Yes, this. The show is so busy being all "it's better to be human than an angel" and portraying Anna as the one special snowflake that sees the blind loyalty of Heaven as a worse alternative than free will/rebellion that they've overlooked she decided she knew better than God and fell to follow the beat of her own drummer. I believe there's another figure who started out that way whose story just might be familiar to viewers.
She wouldn't even have to be all mwah-ha-ha evil, merely convinced that the angels were too willing to sacrifice innocent people in the name of winning the war, and willing to put a stop to that.
grabs devils advocate hat again.
So having a woman (who Dean had sex with) turn evil/traitor and then die would be "better" than having a black angel do so?

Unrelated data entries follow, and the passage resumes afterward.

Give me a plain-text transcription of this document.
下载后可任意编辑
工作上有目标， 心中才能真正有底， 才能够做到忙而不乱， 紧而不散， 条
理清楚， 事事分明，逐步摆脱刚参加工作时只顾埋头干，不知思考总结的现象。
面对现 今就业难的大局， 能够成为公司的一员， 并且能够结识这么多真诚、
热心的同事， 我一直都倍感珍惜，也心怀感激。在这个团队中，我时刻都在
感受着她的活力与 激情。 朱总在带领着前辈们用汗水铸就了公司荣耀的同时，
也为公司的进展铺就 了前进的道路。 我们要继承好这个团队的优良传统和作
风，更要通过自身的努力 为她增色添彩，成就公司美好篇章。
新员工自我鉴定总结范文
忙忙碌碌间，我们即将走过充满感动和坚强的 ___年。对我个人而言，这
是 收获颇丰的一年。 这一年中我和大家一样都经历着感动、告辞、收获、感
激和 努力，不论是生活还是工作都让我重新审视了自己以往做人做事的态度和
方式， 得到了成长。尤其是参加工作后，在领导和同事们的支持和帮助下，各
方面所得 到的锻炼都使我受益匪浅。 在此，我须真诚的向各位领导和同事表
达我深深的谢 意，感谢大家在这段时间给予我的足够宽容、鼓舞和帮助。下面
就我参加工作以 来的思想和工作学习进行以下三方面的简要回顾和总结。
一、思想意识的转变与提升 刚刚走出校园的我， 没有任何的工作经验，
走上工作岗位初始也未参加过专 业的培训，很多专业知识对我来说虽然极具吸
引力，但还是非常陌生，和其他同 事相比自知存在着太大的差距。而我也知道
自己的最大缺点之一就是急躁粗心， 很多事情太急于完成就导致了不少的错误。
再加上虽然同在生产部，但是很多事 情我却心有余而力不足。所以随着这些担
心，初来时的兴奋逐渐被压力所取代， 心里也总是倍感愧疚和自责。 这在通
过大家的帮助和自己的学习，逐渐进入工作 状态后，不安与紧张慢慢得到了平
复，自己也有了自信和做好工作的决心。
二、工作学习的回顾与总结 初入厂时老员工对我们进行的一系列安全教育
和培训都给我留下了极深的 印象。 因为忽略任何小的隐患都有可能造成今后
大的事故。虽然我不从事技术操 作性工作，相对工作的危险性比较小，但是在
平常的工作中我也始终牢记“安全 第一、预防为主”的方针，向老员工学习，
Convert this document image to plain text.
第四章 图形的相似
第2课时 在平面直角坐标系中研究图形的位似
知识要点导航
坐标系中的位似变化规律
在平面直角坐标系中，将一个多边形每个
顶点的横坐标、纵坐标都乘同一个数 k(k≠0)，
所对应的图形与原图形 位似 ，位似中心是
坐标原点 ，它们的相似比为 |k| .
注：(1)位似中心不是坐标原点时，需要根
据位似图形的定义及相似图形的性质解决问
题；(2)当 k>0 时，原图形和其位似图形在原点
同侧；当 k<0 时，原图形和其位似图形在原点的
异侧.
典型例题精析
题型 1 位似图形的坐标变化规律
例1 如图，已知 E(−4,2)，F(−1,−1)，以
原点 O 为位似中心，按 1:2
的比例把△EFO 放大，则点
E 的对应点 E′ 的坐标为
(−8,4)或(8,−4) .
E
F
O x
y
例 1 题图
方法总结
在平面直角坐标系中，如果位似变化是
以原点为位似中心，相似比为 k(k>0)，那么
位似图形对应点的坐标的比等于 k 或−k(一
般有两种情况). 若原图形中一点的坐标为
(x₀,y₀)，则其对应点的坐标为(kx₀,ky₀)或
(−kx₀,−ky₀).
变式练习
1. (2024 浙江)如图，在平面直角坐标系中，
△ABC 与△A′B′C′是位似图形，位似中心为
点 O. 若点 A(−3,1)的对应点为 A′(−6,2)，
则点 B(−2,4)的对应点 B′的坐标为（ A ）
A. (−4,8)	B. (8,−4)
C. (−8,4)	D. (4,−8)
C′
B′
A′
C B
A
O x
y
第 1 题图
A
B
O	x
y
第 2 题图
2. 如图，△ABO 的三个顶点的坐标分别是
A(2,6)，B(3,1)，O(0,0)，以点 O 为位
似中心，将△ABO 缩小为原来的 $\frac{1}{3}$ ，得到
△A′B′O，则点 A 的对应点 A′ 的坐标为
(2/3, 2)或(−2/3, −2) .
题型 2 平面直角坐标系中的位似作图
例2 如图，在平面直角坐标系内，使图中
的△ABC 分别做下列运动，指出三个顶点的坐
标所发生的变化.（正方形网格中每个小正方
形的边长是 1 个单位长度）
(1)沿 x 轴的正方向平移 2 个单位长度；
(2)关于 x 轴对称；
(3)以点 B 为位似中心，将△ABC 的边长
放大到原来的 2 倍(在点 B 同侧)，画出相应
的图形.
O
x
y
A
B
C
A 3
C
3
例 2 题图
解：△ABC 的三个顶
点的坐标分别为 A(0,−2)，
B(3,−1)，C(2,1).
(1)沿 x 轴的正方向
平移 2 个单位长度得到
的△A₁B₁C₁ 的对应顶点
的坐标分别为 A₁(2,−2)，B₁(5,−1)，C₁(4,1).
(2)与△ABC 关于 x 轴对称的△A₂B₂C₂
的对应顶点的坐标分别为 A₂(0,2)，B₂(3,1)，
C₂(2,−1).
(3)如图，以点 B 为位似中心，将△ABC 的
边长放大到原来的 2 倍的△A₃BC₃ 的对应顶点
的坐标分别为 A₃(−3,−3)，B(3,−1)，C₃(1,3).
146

eta: I'm really not trying to say that the show doesn't need to work on race or gender issues. I guess it's more that it's painted itself into a corner because of the patterns, and because of that I'm not sure there's a way they could have played this that wouldn't have been problematic.
Unless Castiel was the traitor, and as Fay said, that's just no.
It would involve better established motivation on her part than Uriel's speciesm, since she's already effectively regarded as a traitor by Heaven to the point of putting a kill order out for her. And I said nothing about her dying, my impression is she'd win a fight against Castiel just like she did against Uriel.
It would involve better established motivation on her part than Uriel's speciesm, since she's already effectively regarded as a traitor by Heaven to the point of putting a kill order out for her.
Fair point,
And I said nothing about her dying, my impression is she'd win a fight against Castiel just like she did against Uriel.
But if the traitor didn't die, that a) would probably end up with Castiel being dead, and b) definitely change the story arc.
b) might not be a bad thing in the end, but I still want to see where the show is going with the storyline they've created, not the one(s) I might have wanted them to create.
Has there ever been any talk about having people write in en masse between now and the time they start working on next season to say how and why the treatment of race and gender has been bothersome? Not as a protest, but more along the lines of an intervention?
There was a flurry of activity like that near the end of season 3, when the mysogyny in particular was just too over the top. A bunch of people wrote letters to the production company. It might even have made a difference: there's been a significant drop in the use of gendered slurs on the show. Of course, they still blinded and then killed Pam, the only actual human woman we've seen more than once since Bela died.
Have we seen any recurring human male characters except for Bobby?